Support family caregivers
The vast majority of caregivers in Wisconsin are family members, and with the current challenges retaining the direct care workforce, these family caregivers are in need of more support. In addition to the following provisions, Governor Evers’ budget invests over $200 million to support family caregiving by creating a Caregiving Tax Credit of up to $500 through the Department of Revenue.
Aging and Disability Resource Centers
County aging and disability resource centers and Tribal aging and disability resource services provide information and referrals to supports and services for older adults and Wisconsinites living with disabilities.
This increase in funding will expand services for family caregivers. Expanded services for family caregivers makes caring for loved ones more accessible to families.
- Aging and disability resource centers will be required to designate a caregiver coordinator, create a marketing plan about their programs, and measure impact.
- By providing more funding to Tribal specialists, funding for tribes will better match county funding.
Dementia Care Specialist Expansion
Currently, residents of 56 of Wisconsin’s counties have access to a dementia care specialist through aging and disability resource centers, supporting caregivers and people with dementia while they live at home.
Increased funding will expand this access to all counties and tribes. 18 more specialists at county aging and disability resource centers and seven additional tribal specialists will ensure access statewide.
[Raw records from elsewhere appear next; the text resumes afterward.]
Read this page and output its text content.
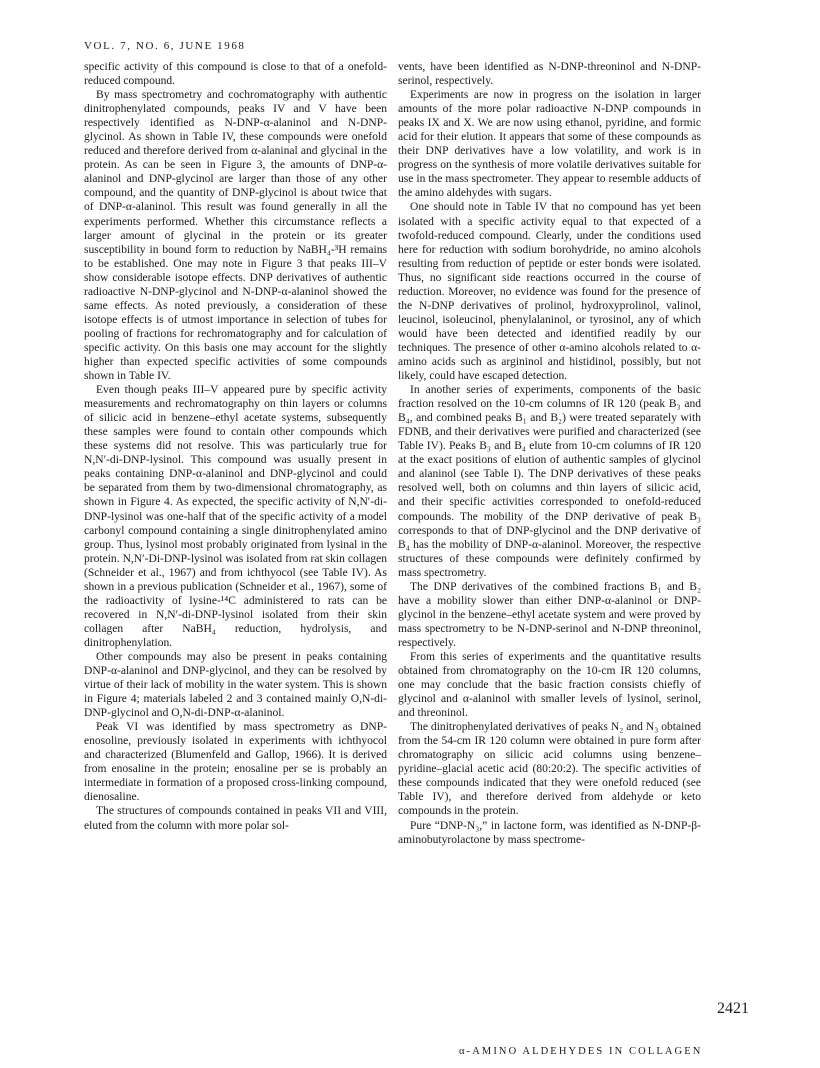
VOL. 7, NO. 6, JUNE 1968

specific activity of this compound is close to that of a onefold-reduced compound.

By mass spectrometry and cochromatography with authentic dinitrophenylated compounds, peaks IV and V have been respectively identified as N-DNP-α-alaninol and N-DNP-glycinol. As shown in Table IV, these compounds were onefold reduced and therefore derived from α-alaninal and glycinal in the protein. As can be seen in Figure 3, the amounts of DNP-α-alaninol and DNP-glycinol are larger than those of any other compound, and the quantity of DNP-glycinol is about twice that of DNP-α-alaninol. This result was found generally in all the experiments performed. Whether this circumstance reflects a larger amount of glycinal in the protein or its greater susceptibility in bound form to reduction by NaBH₄-³H remains to be established. One may note in Figure 3 that peaks III–V show considerable isotope effects. DNP derivatives of authentic radioactive N-DNP-glycinol and N-DNP-α-alaninol showed the same effects. As noted previously, a consideration of these isotope effects is of utmost importance in selection of tubes for pooling of fractions for rechromatography and for calculation of specific activity. On this basis one may account for the slightly higher than expected specific activities of some compounds shown in Table IV.

Even though peaks III–V appeared pure by specific activity measurements and rechromatography on thin layers or columns of silicic acid in benzene–ethyl acetate systems, subsequently these samples were found to contain other compounds which these systems did not resolve. This was particularly true for N,N′-di-DNP-lysinol. This compound was usually present in peaks containing DNP-α-alaninol and DNP-glycinol and could be separated from them by two-dimensional chromatography, as shown in Figure 4. As expected, the specific activity of N,N′-di-DNP-lysinol was one-half that of the specific activity of a model carbonyl compound containing a single dinitrophenylated amino group. Thus, lysinol most probably originated from lysinal in the protein. N,N′-Di-DNP-lysinol was isolated from rat skin collagen (Schneider et al., 1967) and from ichthyocol (see Table IV). As shown in a previous publication (Schneider et al., 1967), some of the radioactivity of lysine-¹⁴C administered to rats can be recovered in N,N′-di-DNP-lysinol isolated from their skin collagen after NaBH₄ reduction, hydrolysis, and dinitrophenylation.

Other compounds may also be present in peaks containing DNP-α-alaninol and DNP-glycinol, and they can be resolved by virtue of their lack of mobility in the water system. This is shown in Figure 4; materials labeled 2 and 3 contained mainly O,N-di-DNP-glycinol and O,N-di-DNP-α-alaninol.

Peak VI was identified by mass spectrometry as DNP-enosoline, previously isolated in experiments with ichthyocol and characterized (Blumenfeld and Gallop, 1966). It is derived from enosaline in the protein; enosaline per se is probably an intermediate in formation of a proposed cross-linking compound, dienosaline.

The structures of compounds contained in peaks VII and VIII, eluted from the column with more polar sol-

vents, have been identified as N-DNP-threoninol and N-DNP-serinol, respectively.

Experiments are now in progress on the isolation in larger amounts of the more polar radioactive N-DNP compounds in peaks IX and X. We are now using ethanol, pyridine, and formic acid for their elution. It appears that some of these compounds as their DNP derivatives have a low volatility, and work is in progress on the synthesis of more volatile derivatives suitable for use in the mass spectrometer. They appear to resemble adducts of the amino aldehydes with sugars.

One should note in Table IV that no compound has yet been isolated with a specific activity equal to that expected of a twofold-reduced compound. Clearly, under the conditions used here for reduction with sodium borohydride, no amino alcohols resulting from reduction of peptide or ester bonds were isolated. Thus, no significant side reactions occurred in the course of reduction. Moreover, no evidence was found for the presence of the N-DNP derivatives of prolinol, hydroxyprolinol, valinol, leucinol, isoleucinol, phenylalaninol, or tyrosinol, any of which would have been detected and identified readily by our techniques. The presence of other α-amino alcohols related to α-amino acids such as argininol and histidinol, possibly, but not likely, could have escaped detection.

In another series of experiments, components of the basic fraction resolved on the 10-cm columns of IR 120 (peak B₃ and B₄, and combined peaks B₁ and B₂) were treated separately with FDNB, and their derivatives were purified and characterized (see Table IV). Peaks B₃ and B₄ elute from 10-cm columns of IR 120 at the exact positions of elution of authentic samples of glycinol and alaninol (see Table I). The DNP derivatives of these peaks resolved well, both on columns and thin layers of silicic acid, and their specific activities corresponded to onefold-reduced compounds. The mobility of the DNP derivative of peak B₃ corresponds to that of DNP-glycinol and the DNP derivative of B₄ has the mobility of DNP-α-alaninol. Moreover, the respective structures of these compounds were definitely confirmed by mass spectrometry.

The DNP derivatives of the combined fractions B₁ and B₂ have a mobility slower than either DNP-α-alaninol or DNP-glycinol in the benzene–ethyl acetate system and were proved by mass spectrometry to be N-DNP-serinol and N-DNP threoninol, respectively.

From this series of experiments and the quantitative results obtained from chromatography on the 10-cm IR 120 columns, one may conclude that the basic fraction consists chiefly of glycinol and α-alaninol with smaller levels of lysinol, serinol, and threoninol.

The dinitrophenylated derivatives of peaks N₂ and N₃ obtained from the 54-cm IR 120 column were obtained in pure form after chromatography on silicic acid columns using benzene–pyridine–glacial acetic acid (80:20:2). The specific activities of these compounds indicated that they were onefold reduced (see Table IV), and therefore derived from aldehyde or keto compounds in the protein.

Pure “DNP-N₃,” in lactone form, was identified as N-DNP-β-aminobutyrolactone by mass spectrome-

2421
α-AMINO ALDEHYDES IN COLLAGEN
Alzheimer's Family Caregiver Support Program
Supporting caregivers of family members with irreversible dementia, the Alzheimer’s Family Caregiver Support Program provides up to $4,000 for relevant services and supplies.
The Alzheimer’s Family Caregiver Support Program currently serves around 1,200 families each year.
- This program helps with things like respite care, in-home help, adult day care, transportation, nutritional supplements, home delivered meals, and chair lifts.
- By raising the income eligibility limit from $48,000 to $55,000 per year, the Alzheimer’s Family Caregiver Support Program will be able to serve even more families.
Hearing Aids Assistance
Through the Telecommunications Assistance Program, this funding will provide access to hearing aids to individuals in need.
Current funding provides for the launch of a pilot Telecommunications Assistance Program, and this funding increase will make it possible to continue that program.
Family and Guardian Training
Funding this training will inform families and guardians on the duties and responsibilities of serving as a guardian.
Caregiver Assessment Tool
Caring for a loved one can be stressful and affect a family caregiver’s mental and physical health. By assessing their health, stress levels, skills, and support systems in a tailored assessment, we can better understand the challenges facing family caregivers.
The subsequent pilot program will provide evidence-based care management support for family caregivers.